In Iraq si sta completando il rischiaramento del contingente italiano
In Iraq, a Erbil, si sta completando il rischiaramento del contingente italiano destinato a operazioni di “Personnel Recovery”, vale a dire di ricerca, soccorso e recupero di personale disperso o ferito anche in aree ostili. Al di là della pudica definizione ufficiale, si tratta di una missione “combat” a tutti gli effetti, perché destinata a svolgersi anche (ma si potrebbe dire soprattutto) in presenza di fuoco nemico.
Nell’area sono già presenti 4 elicotteri Nh-90 dotati di contromisure verso i missili spalleggiabili terra-aria (i “manpads”, ultimamente forniti largamente a terroristi e “ribelli” d’ogni sorta da Usa, Turchia e soprattutto dagli Stati del Golfo), oltre che di mitragliatrice a canne rotanti tipo Gatling.

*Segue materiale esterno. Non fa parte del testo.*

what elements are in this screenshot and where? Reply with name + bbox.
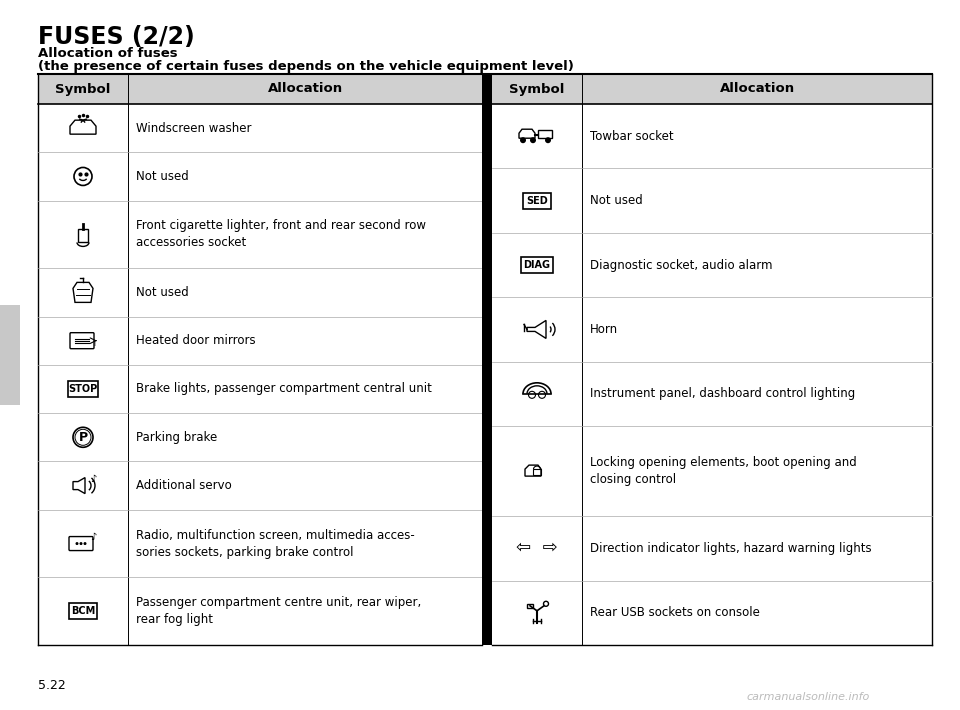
Text: Not used: Not used <box>136 286 189 299</box>
Text: P: P <box>79 431 87 444</box>
Text: Radio, multifunction screen, multimedia acces-
sories sockets, parking brake con: Radio, multifunction screen, multimedia … <box>136 528 415 559</box>
Text: Symbol: Symbol <box>56 82 110 96</box>
Text: Windscreen washer: Windscreen washer <box>136 121 252 135</box>
Text: Not used: Not used <box>590 194 643 207</box>
Text: Not used: Not used <box>136 170 189 183</box>
Text: BCM: BCM <box>71 606 95 616</box>
Text: 5.22: 5.22 <box>38 679 65 692</box>
Text: (the presence of certain fuses depends on the vehicle equipment level): (the presence of certain fuses depends o… <box>38 60 574 73</box>
Text: Additional servo: Additional servo <box>136 479 231 492</box>
Circle shape <box>76 542 79 545</box>
Text: Heated door mirrors: Heated door mirrors <box>136 334 255 347</box>
Text: Allocation: Allocation <box>268 82 343 96</box>
Circle shape <box>84 542 86 545</box>
Bar <box>492 74 932 104</box>
Text: Rear USB sockets on console: Rear USB sockets on console <box>590 606 760 619</box>
Bar <box>38 74 482 104</box>
Text: Locking opening elements, boot opening and
closing control: Locking opening elements, boot opening a… <box>590 456 856 486</box>
Text: ♪: ♪ <box>90 532 96 542</box>
Text: Passenger compartment centre unit, rear wiper,
rear fog light: Passenger compartment centre unit, rear … <box>136 596 421 626</box>
Text: Allocation of fuses: Allocation of fuses <box>38 47 178 60</box>
Text: Instrument panel, dashboard control lighting: Instrument panel, dashboard control ligh… <box>590 388 855 400</box>
Text: STOP: STOP <box>68 384 98 394</box>
Text: FUSES (2/2): FUSES (2/2) <box>38 25 195 49</box>
Text: ⇦  ⇨: ⇦ ⇨ <box>516 540 558 557</box>
Text: Allocation: Allocation <box>719 82 795 96</box>
Text: Diagnostic socket, audio alarm: Diagnostic socket, audio alarm <box>590 258 773 271</box>
Text: ♪: ♪ <box>90 474 96 484</box>
Text: Brake lights, passenger compartment central unit: Brake lights, passenger compartment cent… <box>136 383 432 395</box>
Bar <box>527 604 533 608</box>
Text: Horn: Horn <box>590 323 618 336</box>
Text: Direction indicator lights, hazard warning lights: Direction indicator lights, hazard warni… <box>590 542 872 555</box>
Circle shape <box>545 137 551 143</box>
Text: Towbar socket: Towbar socket <box>590 130 674 143</box>
Text: SED: SED <box>526 196 548 206</box>
Circle shape <box>520 137 526 143</box>
Text: carmanualsonline.info: carmanualsonline.info <box>747 692 870 702</box>
Bar <box>482 74 492 645</box>
Text: Front cigarette lighter, front and rear second row
accessories socket: Front cigarette lighter, front and rear … <box>136 219 426 249</box>
Text: Parking brake: Parking brake <box>136 431 217 444</box>
Circle shape <box>530 137 536 143</box>
Bar <box>533 469 541 475</box>
Text: i: i <box>93 341 95 346</box>
Bar <box>78 229 88 242</box>
Text: DIAG: DIAG <box>523 260 550 270</box>
Circle shape <box>80 542 83 545</box>
Bar <box>0 305 20 405</box>
Text: Symbol: Symbol <box>510 82 564 96</box>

Al seguito dei velivoli sono già affluiti 60/70 uomini appartenenti ai Reggimenti 5° Rigel, 7° Vega e ai fanti dell’aria del 66° Trieste.
Sono in corso di trasferimento 4 elicotteri d’attacco Aw-129 Mangusta, dotati di cannone a canna rotante da 20 mm, razziere e missili, destinati a dare copertura alle missioni. Entro la fine del mese l’intero contingente di 130 uomini e 8 elicotteri sarà al completo; per la stessa data è prevista la Foc (Final Operational Capability), ovvero la capacità operativa.

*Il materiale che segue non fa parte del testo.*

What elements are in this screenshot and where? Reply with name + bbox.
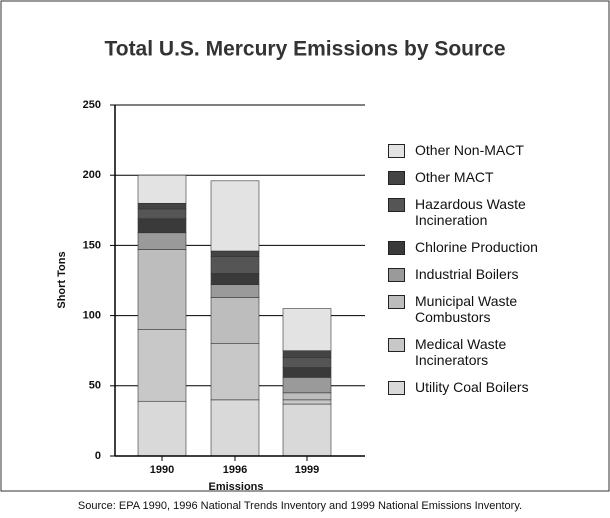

Mentre con discrezione si ultima il trasferimento di questo reparto, a giorni sarà annunciato l’avvio della missione a protezione dei lavori presso la diga di Mosul e la composizione del contingente. Anche questa, malgrado se ne parli poco, è una missione pienamente “combat” che coinvolgerà circa 500 militari italiani, che si aggiungeranno alle diverse centinaia già impiegati nell’area in compiti di ricognizione o istruzione.
Fa specie vedere che, obbedendo come sempre alle direttive di Washington, l’Italia continui a distaccare i pochi assetti preziosi di cui dispone in teatri lontani (vedi Afghanistan) mentre in Libia, sulla porta di casa, la situazione continua a degenerare.